Reg. Configuration File

chandra.shekhar@tcs.com · Wed Dec 07, 2011 11:33 pm

Hi,
Can any body explain me the following code of the configuration file?
And what will be the difference when "DB2" word is used ??
I am bit slow in understanding the inner logic of the file.

Code: Select all

{
	node "node1_1"
	{
		fastname "brhaspati"
		pools ""
		resource disk "/resource1" {pools ""}
		resource scratchdisk "/scratch1" {pools ""}
	}
node "node1_2"
	{
		fastname "brhaspati"
		pools "DB2"
		resource disk "/resource1" {pools ""}
		resource scratchdisk "/scratch1" {pools ""}
	}
}

ray.wurlod · Post by **ray.wurlod** » Wed Dec 07, 2011 11:58 pm

This configuration offers two nodes, only one of which is in the default node pool (the one with "" as its pool name). The other one is in a node pool called "DB2".

Non-DB2 stages will, unless specified otherwise, execute in the default node pool. In your configuration that means they will all run sequentially, since there's only one node in the pool.

DB2 stages will automatically seek out a node pool called "DB2" and execute in that. If there is no "DB2" node pool, they will also execute in the default node pool.

As far as I can see this configuration file is a misguided attempt to separate the DB2 processing from the other processing. The problem is that it has sacrificed all the benefits of parallelism to do so, without any gains in overall processing efficiency since all nodes are on the same machine.

If there were two or more processing (default) nodes, and maybe multiple nodes in the "DB2" node pool corresponding to the number of table partitions, then we might have a different story!

chandra.shekhar@tcs.com · Thu Dec 08, 2011 12:34 am

Thanx Ray.
You are correct, actually the file is having 12 defult nodes and 12 "DB2" nodes. Just to understand the logic I pasted only a part of the file's logic.
Then according to you, 12 default nodes will be assigned to non-DB2 stages and 12 nodes fot DB2 stages, am I right?
Now in this scenario, am I achieving parellelism?

zulfi123786 · Post by **zulfi123786** » Thu Dec 08, 2011 3:50 am

Yes you are running on parallel architecture with 12 nodes for processing stages and 12 nodes for DB2 stages

chandra.shekhar@tcs.com · Thu Dec 08, 2011 4:16 am

Thanx Zulfi.
So what do you think in which scenario a normal job will work faster -using 24 default nodes or 24 mixed(12 default and 12 DB2 nodes) ?
Consider a job

Code: Select all

 Seq File -->Tfr-->DB2 Connector

Src is having around 100 million records.
Only Null/Valid Date check happens in the Tfr and that too for 10% columns..
What to you say?

zulfi123786 · Post by **zulfi123786** » Thu Dec 08, 2011 1:16 pm

chandra.shekhar@tcs.com wrote: So what do you think in which scenario a normal job will work faster -using 24 default nodes or 24 mixed(12 default and 12 DB2 nodes) ?

What to you say?

To answer the above, there is a lot to say

Increasing the number of nodes on and on wont make your job run faster...... you need to understand your hardware to decide how far you can dwell in parallelism.

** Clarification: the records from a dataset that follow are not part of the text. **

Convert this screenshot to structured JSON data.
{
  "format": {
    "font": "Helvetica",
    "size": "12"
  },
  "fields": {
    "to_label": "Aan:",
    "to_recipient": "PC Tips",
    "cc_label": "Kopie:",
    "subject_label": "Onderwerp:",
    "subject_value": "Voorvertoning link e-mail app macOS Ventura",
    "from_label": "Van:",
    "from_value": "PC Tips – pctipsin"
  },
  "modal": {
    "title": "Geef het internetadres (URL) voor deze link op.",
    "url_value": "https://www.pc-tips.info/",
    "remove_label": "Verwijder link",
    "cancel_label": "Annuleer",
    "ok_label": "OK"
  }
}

Adding too many nodes will increase the overhead of managing the numerous process.

If you are not sure of what lies under the hood then perform a trial and error run to find what is the best number of nodes for optimal performance (which in your case you define as speed of processing), beware that this node count would again depend on the varying load of on the server when the test is performed.

ray.wurlod · Post by **ray.wurlod** » Thu Dec 08, 2011 3:15 pm

See if you can talk to a site that is using a comparably sized configuration, for example Target Corporation (they have offices in Minneapolis and Bangalore). One of their configurations has 10 processing nodes and 24 DB2 nodes (12 for reading, 12 for writing).

chandra.shekhar@tcs.com · Fri Dec 09, 2011 12:30 am

Thanx Zulfi and Ray for your responses.
I will test and let you know.